Intuitively, one structure should be "computable relative to" another if there is an algorithm for converting the latter into the former. This is a bit messy to make precise, however, since we only have a good computability theory for sets of natural numbers rather than arbitrary structures. We can largely repair this by talking about copies (with domain $\subseteq\omega$) instead: say that $\mathcal{A}$ is simpler than $\mathcal{B}$ if every copy of $\mathcal{B}$ computes a copy of $\mathcal{A}$.
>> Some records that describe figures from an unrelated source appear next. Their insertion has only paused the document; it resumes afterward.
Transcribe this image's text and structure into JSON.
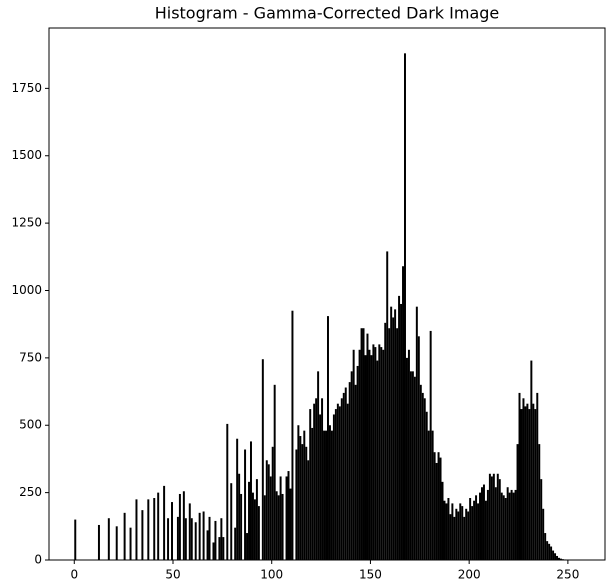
{
  "chart_data": {
    "type": "histogram",
    "title": "Histogram - Gamma-Corrected Dark Image",
    "color": "#000000",
    "bins": [
      0,
      1,
      2,
      3,
      4,
      5,
      6,
      7,
      8,
      9,
      10,
      11,
      12,
      13,
      14,
      15,
      16,
      17,
      18,
      19,
      20,
      21,
      22,
      23,
      24,
      25,
      26,
      27,
      28,
      29,
      30,
      31,
      32,
      33,
      34,
      35,
      36,
      37,
      38,
      39,
      40,
      41,
      42,
      43,
      44,
      45,
      46,
      47,
      48,
      49,
      50,
      51,
      52,
      53,
      54,
      55,
      56,
      57,
      58,
      59,
      60,
      61,
      62,
      63,
      64,
      65,
      66,
      67,
      68,
      69,
      70,
      71,
      72,
      73,
      74,
      75,
      76,
      77,
      78,
      79,
      80,
      81,
      82,
      83,
      84,
      85,
      86,
      87,
      88,
      89,
      90,
      91,
      92,
      93,
      94,
      95,
      96,
      97,
      98,
      99,
      100,
      101,
      102,
      103,
      104,
      105,
      106,
      107,
      108,
      109,
      110,
      111,
      112,
      113,
      114,
      115,
      116,
      117,
      118,
      119,
      120,
      121,
      122,
      123,
      124,
      125,
      126,
      127,
      128,
      129,
      130,
      131,
      132,
      133,
      134,
      135,
      136,
      137,
      138,
      139,
      140,
      141,
      142,
      143,
      144,
      145,
      146,
      147,
      148,
      149,
      150,
      151,
      152,
      153,
      154,
      155,
      156,
      157,
      158,
      159,
      160,
      161,
      162,
      163,
      164,
      165,
      166,
      167,
      168,
      169,
      170,
      171,
      172,
      173,
      174,
      175,
      176,
      177,
      178,
      179,
      180,
      181,
      182,
      183,
      184,
      185,
      186,
      187,
      188,
      189,
      190,
      191,
      192,
      193,
      194,
      195,
      196,
      197,
      198,
      199,
      200,
      201,
      202,
      203,
      204,
      205,
      206,
      207,
      208,
      209,
      210,
      211,
      212,
      213,
      214,
      215,
      216,
      217,
      218,
      219,
      220,
      221,
      222,
      223,
      224,
      225,
      226,
      227,
      228,
      229,
      230,
      231,
      232,
      233,
      234,
      235,
      236,
      237,
      238,
      239,
      240,
      241,
      242,
      243,
      244,
      245,
      246,
      247,
      248,
      249,
      250,
      251,
      252,
      253,
      254,
      255,
      256
    ],
    "counts": [
      150,
      0,
      0,
      0,
      0,
      0,
      0,
      0,
      0,
      0,
      0,
      0,
      130,
      0,
      0,
      0,
      0,
      155,
      0,
      0,
      0,
      125,
      0,
      0,
      0,
      175,
      0,
      0,
      120,
      0,
      0,
      225,
      0,
      0,
      185,
      0,
      0,
      225,
      0,
      0,
      230,
      0,
      250,
      0,
      0,
      275,
      0,
      155,
      0,
      215,
      0,
      0,
      160,
      245,
      0,
      255,
      155,
      0,
      210,
      155,
      0,
      140,
      0,
      175,
      0,
      180,
      0,
      110,
      160,
      0,
      65,
      145,
      0,
      85,
      155,
      85,
      0,
      505,
      0,
      285,
      0,
      120,
      450,
      320,
      245,
      0,
      410,
      100,
      290,
      440,
      250,
      225,
      300,
      200,
      0,
      745,
      240,
      370,
      355,
      310,
      420,
      650,
      255,
      240,
      310,
      245,
      0,
      310,
      330,
      265,
      925,
      0,
      410,
      500,
      460,
      430,
      480,
      420,
      370,
      560,
      490,
      580,
      600,
      700,
      540,
      600,
      480,
      480,
      905,
      500,
      480,
      540,
      560,
      580,
      570,
      600,
      620,
      640,
      580,
      660,
      700,
      780,
      650,
      720,
      780,
      860,
      860,
      760,
      840,
      780,
      760,
      800,
      790,
      740,
      800,
      790,
      780,
      880,
      1145,
      860,
      940,
      900,
      930,
      860,
      980,
      950,
      1090,
      1880,
      750,
      780,
      700,
      700,
      680,
      940,
      830,
      650,
      620,
      600,
      550,
      480,
      850,
      480,
      400,
      360,
      400,
      380,
      290,
      220,
      210,
      230,
      170,
      210,
      160,
      190,
      180,
      210,
      200,
      160,
      190,
      180,
      230,
      200,
      220,
      240,
      210,
      250,
      270,
      280,
      220,
      260,
      320,
      310,
      320,
      270,
      320,
      300,
      250,
      240,
      230,
      270,
      250,
      260,
      250,
      260,
      430,
      620,
      560,
      600,
      570,
      580,
      560,
      740,
      580,
      560,
      620,
      430,
      300,
      190,
      100,
      70,
      60,
      50,
      35,
      25,
      15,
      8,
      5,
      3,
      2,
      1,
      0,
      0,
      0,
      0,
      0,
      0
    ],
    "xlim": [
      -12.8,
      268.8
    ],
    "ylim": [
      0,
      1974
    ],
    "xticks": [
      0,
      50,
      100,
      150,
      200,
      250
    ],
    "yticks": [
      0,
      250,
      500,
      750,
      1000,
      1250,
      1500,
      1750
    ]
  }
}
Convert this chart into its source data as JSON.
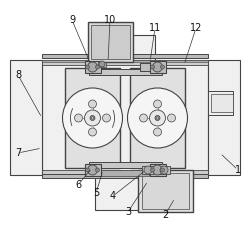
{
  "bg_color": "#ffffff",
  "line_color": "#444444",
  "figsize": [
    2.5,
    2.29
  ],
  "dpi": 100
}
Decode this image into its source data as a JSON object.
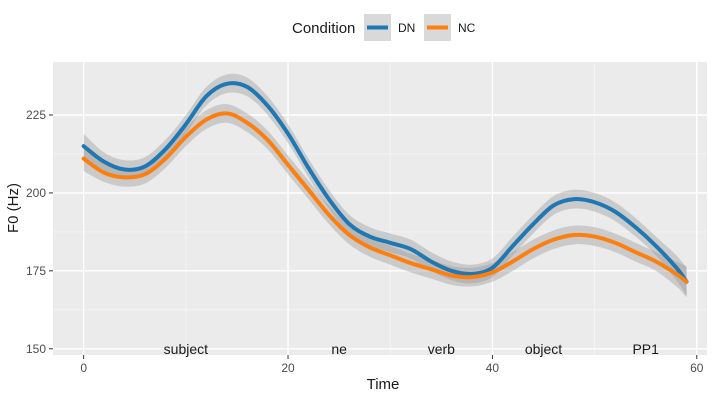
{
  "chart_data": {
    "type": "line",
    "title": "",
    "xlabel": "Time",
    "ylabel": "F0 (Hz)",
    "xlim": [
      -3,
      61
    ],
    "ylim": [
      148,
      242
    ],
    "x_ticks": [
      0,
      20,
      40,
      60
    ],
    "y_ticks": [
      150,
      175,
      200,
      225
    ],
    "grid": true,
    "legend": {
      "title": "Condition",
      "position": "top"
    },
    "annotations": [
      {
        "text": "subject",
        "x": 10,
        "y": 150
      },
      {
        "text": "ne",
        "x": 25,
        "y": 150
      },
      {
        "text": "verb",
        "x": 35,
        "y": 150
      },
      {
        "text": "object",
        "x": 45,
        "y": 150
      },
      {
        "text": "PP1",
        "x": 55,
        "y": 150
      }
    ],
    "series": [
      {
        "name": "DN",
        "color": "#1f77b4",
        "x": [
          0,
          2,
          4,
          6,
          8,
          10,
          12,
          14,
          16,
          18,
          20,
          22,
          24,
          26,
          28,
          30,
          32,
          34,
          36,
          38,
          40,
          42,
          44,
          46,
          48,
          50,
          52,
          54,
          56,
          58,
          59
        ],
        "y": [
          215,
          210,
          207.5,
          208.5,
          214,
          222,
          231,
          235,
          234,
          228,
          219,
          208,
          198,
          190,
          186,
          184,
          182,
          178,
          175,
          174,
          176,
          183,
          190,
          196,
          198,
          197,
          194,
          189,
          183,
          176,
          171.5
        ],
        "ci_halfwidth": [
          4,
          3,
          3,
          3,
          3,
          3,
          3,
          3,
          3,
          3,
          3,
          3,
          3,
          3,
          3,
          3,
          3,
          3,
          3,
          3,
          3,
          3,
          3,
          3,
          3,
          3,
          3,
          3,
          3,
          4,
          4.5
        ]
      },
      {
        "name": "NC",
        "color": "#ff7f0e",
        "x": [
          0,
          2,
          4,
          6,
          8,
          10,
          12,
          14,
          16,
          18,
          20,
          22,
          24,
          26,
          28,
          30,
          32,
          34,
          36,
          38,
          40,
          42,
          44,
          46,
          48,
          50,
          52,
          54,
          56,
          58,
          59
        ],
        "y": [
          211,
          206.5,
          205,
          206,
          211,
          218,
          223.5,
          225.5,
          222.5,
          217,
          209,
          201,
          193,
          186.5,
          182.5,
          180,
          177.5,
          175.5,
          173.5,
          173,
          174.5,
          178,
          182,
          185,
          186.5,
          186,
          184,
          181,
          178,
          174,
          171.5
        ],
        "ci_halfwidth": [
          4,
          3,
          3,
          3,
          3,
          3,
          3,
          3,
          3,
          3,
          3,
          3,
          3,
          3,
          3,
          3,
          3,
          3,
          3,
          3,
          3,
          3,
          3,
          3,
          3,
          3,
          3,
          3,
          3,
          4,
          5
        ]
      }
    ]
  }
}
There is still a subtlety here, namely: what level of uniformity do we demand? On one side we have the fully-uniform reducibility, Medvedev (or strong) reducibility: $\mathcal{A}\le_s\mathcal{B}$ if there is some Turing machine $\Phi_e$ such that $\Phi_e^B$ is a copy of $\mathcal{A}$ whenever $B$ is a copy of $\mathcal{B}$ (here conflating $B$ with the set of natural numbers coding its atomic diagram). On the other side we have the fully-nonuniform reducibility, Muchnik (or weak) reducibility: $\mathcal{A}\le_w\mathcal{B}$ if for every copy $B$ of $\mathcal{B}$, there is some $e\in\omega$ such that $\Phi_e^B$ is a copy of $\mathcal{A}$.
It's easy to see that these behave quite differently. However, they are not the only options. One particularly interesting intermediate reducibility is Medvedev modulo parameters: $\mathcal{A}\le_{s/p}\mathcal{B}$ if there is some finite tuple $\overline{c}\in\mathcal{B}$ such that $\mathcal{A}\le_s(\mathcal{B},\overline{c})$, where $(\mathcal{B},\overline{c})$ denotes the structure gotten by adding constant symbols to explicitly name the elements of $\overline{c}$.
A reasonable (and apparently common) guess is that $\le_{s/p}$ is just $\le_w$. However, this turns out to be wrong: while a standard forcing argument shows that if $\mathcal{A}\le_w\mathcal{B}$ then there is some tuple $\overline{c}$ and some $e\in\omega$ such that $\Phi_e^{B}$ is a copy of $\mathcal{A}$ whenever $B$ is a sufficiently generic copy of $(\mathcal{B}, \overline{c})$, it turns out that the genericity requirement is crucial (note that there are times it can be removed).
The only counterexample I know is due to Kalimullin, and while quite nice is definitely artificial. My question is:
Are there any natural examples of structures $\mathcal{A},\mathcal{B}$ such that $\mathcal{A}\le_w\mathcal{B}$ but $\mathcal{A}\not\le_{s/p}\mathcal{B}$?
Incidentally, in light of Kalimullin's counterexample I think $\le_{s/p}$ is much more mysterious than it may appear. For example, I don't think it's known whether it is in fact transitive despite the notation (and I suspect it isn't transitive in general).
More interestingly, I would love to know hypotheses which guarantee good behavior: e.g. for what $\mathcal{B}$ do we have $\mathcal{A}\le_w\mathcal{B}\iff\mathcal{A}\le_{s/p}\mathcal{B}$? But I think such questions are probably extremely hard, so I'm focusing on the concrete one above.